Incorporated in 1999, Backwoods Food Mfg. is an FDA licensed and regulated plant that bottles acidified food products such as salsa, barbecue sauce, pickles, relishes, condiments and dry seasonings for over 40 different companies all over the United States. Coursey has grown the company from a small part-time effort at launching a line of food-filled gift baskets called Backwoods Baskets to an 8,400-square-foot full-scale manufacturing facility employing 10 people in rural Cherokee County.

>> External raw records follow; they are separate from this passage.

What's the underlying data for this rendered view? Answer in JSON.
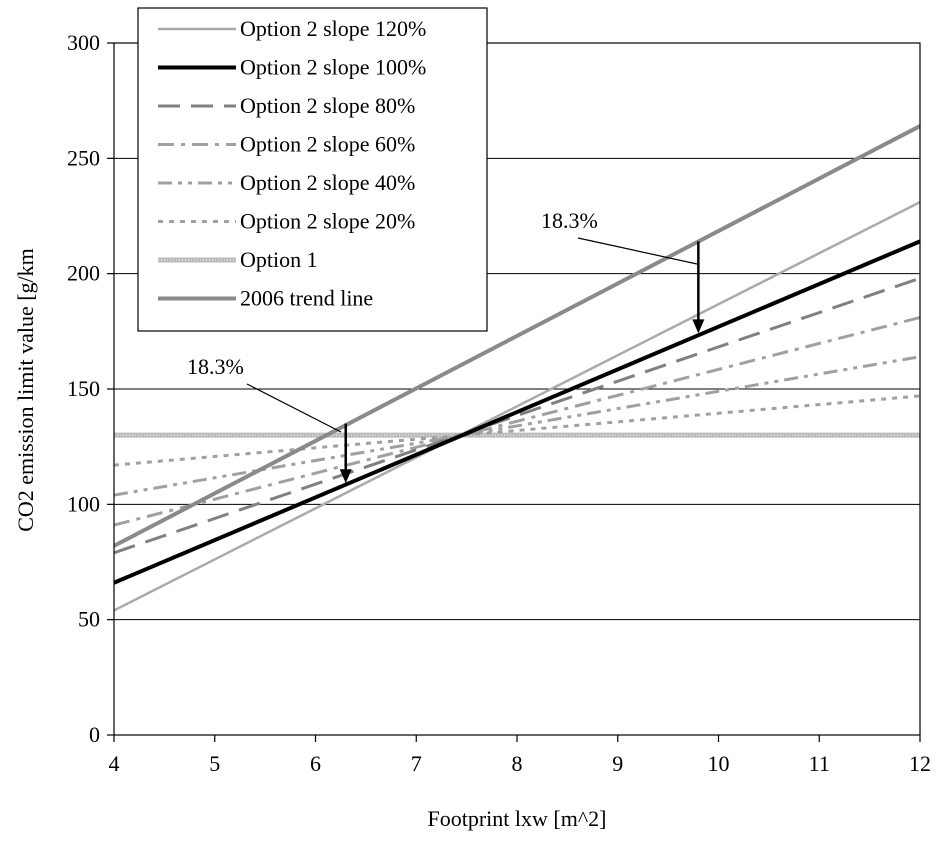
{
  "chart_data": {
    "type": "line",
    "title": "",
    "xlabel": "Footprint lxw [m^2]",
    "ylabel": "CO2 emission limit value [g/km",
    "xlim": [
      4,
      12
    ],
    "ylim": [
      0,
      300
    ],
    "xticks": [
      "4",
      "5",
      "6",
      "7",
      "8",
      "9",
      "10",
      "11",
      "12"
    ],
    "yticks": [
      "0",
      "50",
      "100",
      "150",
      "200",
      "250",
      "300"
    ],
    "grid": "horizontal",
    "legend_position": "top-left",
    "series": [
      {
        "name": "Option 2 slope 120%",
        "x": [
          4,
          12
        ],
        "y": [
          54,
          231
        ],
        "color": "#aaaaaa",
        "style": "solid-thin"
      },
      {
        "name": "Option 2 slope 100%",
        "x": [
          4,
          12
        ],
        "y": [
          66,
          214
        ],
        "color": "#000000",
        "style": "solid-thick"
      },
      {
        "name": "Option 2 slope 80%",
        "x": [
          4,
          12
        ],
        "y": [
          79,
          198
        ],
        "color": "#808080",
        "style": "long-dash"
      },
      {
        "name": "Option 2 slope 60%",
        "x": [
          4,
          12
        ],
        "y": [
          91,
          181
        ],
        "color": "#a0a0a0",
        "style": "dash-dot"
      },
      {
        "name": "Option 2 slope 40%",
        "x": [
          4,
          12
        ],
        "y": [
          104,
          164
        ],
        "color": "#a0a0a0",
        "style": "dash-dot-dot"
      },
      {
        "name": "Option 2 slope 20%",
        "x": [
          4,
          12
        ],
        "y": [
          117,
          147
        ],
        "color": "#a0a0a0",
        "style": "dotted"
      },
      {
        "name": "Option 1",
        "x": [
          4,
          12
        ],
        "y": [
          130,
          130
        ],
        "color": "#bbbbbb",
        "style": "solid-hatched"
      },
      {
        "name": "2006 trend line",
        "x": [
          4,
          12
        ],
        "y": [
          82,
          264
        ],
        "color": "#8a8a8a",
        "style": "solid-thick"
      }
    ],
    "annotations": [
      {
        "text": "18.3%",
        "arrow_x": 9.8,
        "arrow_from": 214,
        "arrow_to": 175
      },
      {
        "text": "18.3%",
        "arrow_x": 6.3,
        "arrow_from": 135,
        "arrow_to": 110
      }
    ]
  }
}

"We started off as a small gift basket company," she said. "When we researched our business project, we found that we were marketing the product illegally. We couldn't sell food products from our home. We incorporated in 1999 and started putting more thought into it. We redesigned our labels to meet FDA requirements and legalized our business. It was a huge learning curve."
As her business grew, Coursey rented kitchen and packaging space, accumulated customers and even assisted competitors, figuring "if we can make a dime off every case they sell, that's better for us."
Drawing on her personal experiences, Coursey offered several pointers to those in attendance with entrepreneurial aspirations. Among them were being open to change and "creating your own market," citing her efforts to have schools sell her products for fundraisers and split the revenue.
"The market has peaks and valleys," she said. "Right now we're in a peak, but in November we won't have as much to do. I'm trying to fill in that valley with my fundraiser idea."
She also advised that all phone calls, conversations and business relationships should be regarded as opportunities, and that entrepreneurs must be prepared to work long hours for delayed financial gain.
"I have never worked so hard in my life," said Coursey. "Physically, mentally, every decision I make, it takes its toll. You'll find me out in the warehouse if we're short-handed. I do whatever it takes to get the business by. And early on, you have to do it with no immediate monetary reward. The first 18 months of my business, I didn't draw a salary."